Con l’intervista di oggi di Matteo Salvini, leader della Lega nord, alla Stampa l’Italia esce dalla prospettiva tripolare ed entra nella fase quadripolare della propria recente storia politica. Il centrodestra da oggi, anche se le avvisaglie c’erano da tempo, almeno dalle scorse amministrative, non è più uno, ma sono due. C’è un centrodestra a trazione trumpian-lepenista guidato da Salvini, con Giorgia Meloni, e i suoi Fratelli d’Italia, e Raffaele Fitto, e i suoi Conservatori riformisti. C’è un centrodestra a trazione liberal-popolare guidato da Silvio Berlusconi, con l’esperimento di Stefano Parisi, e delle sue Energie per l’Italia, e il dialogo con il Nuovo centro-destra e gli altri pezzetti del centro post-esplosione della Scelta civica montiana.
E’ certamente possibile, se non ovvio, che all’avvicinarsi delle elezioni si (ri)tenti, soprattutto da parte di Berlusconi, di ricondurre all’unità le due anime ormai separate del centrodestra. Ma la cosa rischia sempre più di apparire velleitaria e addirittura controproducente per entrambe le anime ormai separate del centrodestra. E’ vero, come dice spesso Berlusconi, che solo unito il centrodestra vince, ma ormai a Berlusconi sembra interessare soprattutto pareggiare, oltre naturalmente a tornare “candidabile”, Europa permettendo.
La ragione vera del desiderio “proporzionale” espresso a più riprese dal Cav. in materia di legge elettorale è la constatazione, naturale per un leader realista e pragmatico fino agli eccessi come Berlusconi, che riunire il centrodestra, soprattutto sotto la sua guida, non è più una vaste programme, ma un sogno (quasi) irrealizzabile. Quasi, perché a livello regionale, soprattutto in vista delle prossime amministrative, in particolare nella prospettiva del voto in Lombardia nel 2018, le due anime ormai separate del centrodestra sono abbastanza spregiudicate, nel senso politicamente pragmatico del termine, da pensare perfino ad alleanze locali non supportate da patti di governo nazionali.

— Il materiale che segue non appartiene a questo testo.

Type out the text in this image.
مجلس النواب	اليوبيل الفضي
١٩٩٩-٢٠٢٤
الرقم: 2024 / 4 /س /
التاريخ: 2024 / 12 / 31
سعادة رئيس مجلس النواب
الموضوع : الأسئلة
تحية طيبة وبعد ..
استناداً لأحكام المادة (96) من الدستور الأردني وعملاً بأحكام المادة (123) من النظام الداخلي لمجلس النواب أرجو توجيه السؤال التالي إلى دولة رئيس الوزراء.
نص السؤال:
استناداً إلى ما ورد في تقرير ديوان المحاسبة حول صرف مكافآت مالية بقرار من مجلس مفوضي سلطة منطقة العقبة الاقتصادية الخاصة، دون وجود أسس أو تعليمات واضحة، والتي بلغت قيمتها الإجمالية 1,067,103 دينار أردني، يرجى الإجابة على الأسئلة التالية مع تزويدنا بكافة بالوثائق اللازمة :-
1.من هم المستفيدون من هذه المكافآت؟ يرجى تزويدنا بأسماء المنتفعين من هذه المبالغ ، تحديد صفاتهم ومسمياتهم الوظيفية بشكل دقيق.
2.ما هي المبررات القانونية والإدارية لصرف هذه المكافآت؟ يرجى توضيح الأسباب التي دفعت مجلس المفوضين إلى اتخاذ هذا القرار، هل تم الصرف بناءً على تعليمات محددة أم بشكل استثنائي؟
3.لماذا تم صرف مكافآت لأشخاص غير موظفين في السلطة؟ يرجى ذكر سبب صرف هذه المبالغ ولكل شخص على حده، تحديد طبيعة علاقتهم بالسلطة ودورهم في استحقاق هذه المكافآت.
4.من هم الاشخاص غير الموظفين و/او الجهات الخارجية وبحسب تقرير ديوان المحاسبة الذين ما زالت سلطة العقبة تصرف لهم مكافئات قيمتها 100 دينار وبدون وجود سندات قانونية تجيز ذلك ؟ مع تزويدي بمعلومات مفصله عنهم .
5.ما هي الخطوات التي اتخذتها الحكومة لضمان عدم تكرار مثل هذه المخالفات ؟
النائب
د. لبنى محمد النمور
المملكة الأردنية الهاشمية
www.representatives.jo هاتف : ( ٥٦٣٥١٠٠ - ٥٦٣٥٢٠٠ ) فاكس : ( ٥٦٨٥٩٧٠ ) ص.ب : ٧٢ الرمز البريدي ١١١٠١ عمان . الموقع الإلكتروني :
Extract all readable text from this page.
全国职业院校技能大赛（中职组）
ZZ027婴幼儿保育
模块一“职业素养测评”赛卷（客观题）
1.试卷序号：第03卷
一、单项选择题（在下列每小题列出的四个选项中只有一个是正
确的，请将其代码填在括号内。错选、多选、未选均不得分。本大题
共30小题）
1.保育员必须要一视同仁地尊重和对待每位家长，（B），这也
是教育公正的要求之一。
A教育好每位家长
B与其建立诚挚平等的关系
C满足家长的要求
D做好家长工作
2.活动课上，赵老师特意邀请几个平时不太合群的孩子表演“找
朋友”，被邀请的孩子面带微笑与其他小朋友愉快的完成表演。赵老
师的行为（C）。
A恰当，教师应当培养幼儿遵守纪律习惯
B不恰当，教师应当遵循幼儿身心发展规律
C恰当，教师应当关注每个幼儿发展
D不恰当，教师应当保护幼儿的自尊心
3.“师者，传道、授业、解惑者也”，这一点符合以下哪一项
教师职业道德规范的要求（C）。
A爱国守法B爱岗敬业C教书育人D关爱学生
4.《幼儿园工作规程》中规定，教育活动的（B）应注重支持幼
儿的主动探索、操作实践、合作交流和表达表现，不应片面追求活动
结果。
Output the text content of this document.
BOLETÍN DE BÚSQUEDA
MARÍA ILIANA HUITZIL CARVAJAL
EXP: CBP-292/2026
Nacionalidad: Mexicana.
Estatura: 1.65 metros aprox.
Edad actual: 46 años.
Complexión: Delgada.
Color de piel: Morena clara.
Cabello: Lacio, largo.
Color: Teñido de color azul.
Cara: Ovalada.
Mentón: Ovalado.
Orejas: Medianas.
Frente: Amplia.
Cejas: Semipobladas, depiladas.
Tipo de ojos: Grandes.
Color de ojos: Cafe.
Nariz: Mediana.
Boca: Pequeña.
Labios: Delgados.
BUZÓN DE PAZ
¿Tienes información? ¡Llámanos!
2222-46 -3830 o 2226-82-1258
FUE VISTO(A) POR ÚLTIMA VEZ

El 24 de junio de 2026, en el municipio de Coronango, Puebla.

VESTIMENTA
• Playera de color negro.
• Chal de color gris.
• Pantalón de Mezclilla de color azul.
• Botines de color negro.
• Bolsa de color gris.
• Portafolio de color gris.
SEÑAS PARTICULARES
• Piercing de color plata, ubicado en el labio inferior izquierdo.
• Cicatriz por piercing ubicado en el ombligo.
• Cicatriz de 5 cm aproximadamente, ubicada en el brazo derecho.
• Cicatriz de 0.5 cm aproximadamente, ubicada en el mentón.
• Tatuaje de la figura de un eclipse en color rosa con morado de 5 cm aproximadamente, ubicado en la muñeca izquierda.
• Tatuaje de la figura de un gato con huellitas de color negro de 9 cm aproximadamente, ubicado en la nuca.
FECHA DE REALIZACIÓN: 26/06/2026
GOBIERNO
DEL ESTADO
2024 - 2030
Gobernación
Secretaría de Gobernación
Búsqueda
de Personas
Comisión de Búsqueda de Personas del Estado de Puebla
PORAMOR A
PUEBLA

Insomma, l’impresa è difficile, ma il centrodestra a trazione trumpian-lepenista e quello liberal-popolare potrebbero anche salvare le alleanze nelle Regioni e nelle amministrazioni locali, pur di garantirsi vittorie e centri di governo e potere, ma dividersi a livello nazionale. Non è semplice, ma è in pratica quello che sta già accadendo. In fondo è già avvenuto con la stessa candidatura di Stefano Parisi a Milano.
L’ambizione alla vittoria di Salvini fa propendere la Lega e i suoi alleati verso una scelta di sistema elettorale di nome, anzi, di cognome Mattarellum. La scelta tattica votata a fare da ago della bilancia in caso di pareggio o quasi tra i tre, quattro poli induce invece Berlusconi e i suoi alleati, Parisi compreso, a optare per un sistema proporzionale.
Se da un punto di vista tattico è oggi più facile un accordo dei due Matteo, Salvini e Renzi, per il Mattarellum e un ricorso rapido alle urne, da un punto di vista più strutturale e strategico sembrerebbe più alla portata un Patto del Nazareno 2.0 tra Pd e centro berlusconiano, in vista di possibili nuove alleanze nella prossima legislatura.
In tutto ciò, due sono le principali variabili da tenere in grande considerazione: la prima è la sentenza della Corte costituzionale sulla legge elettorale, la seconda è la presidenza della Repubblica e il suo ruolo di garante della Costituzione, dal punto di vista istituzionale, e della stabilità, dal punto di vista politico-economico.
La terza variabile, molto meno nobile ma naturale, è la ovvia propensione dei Parlamenti e soprattutto dei parlamentari a mantenersi in vita fino a morte naturale, e a diritti pensionistici acquisiti, della legislatura. Sembra dunque di capire che molto, se non tutto, dipenderà dalla reale forza e dalle vere scelte di Matteo Renzi (e in parte anche di Matteo Salvini). Palla al centro.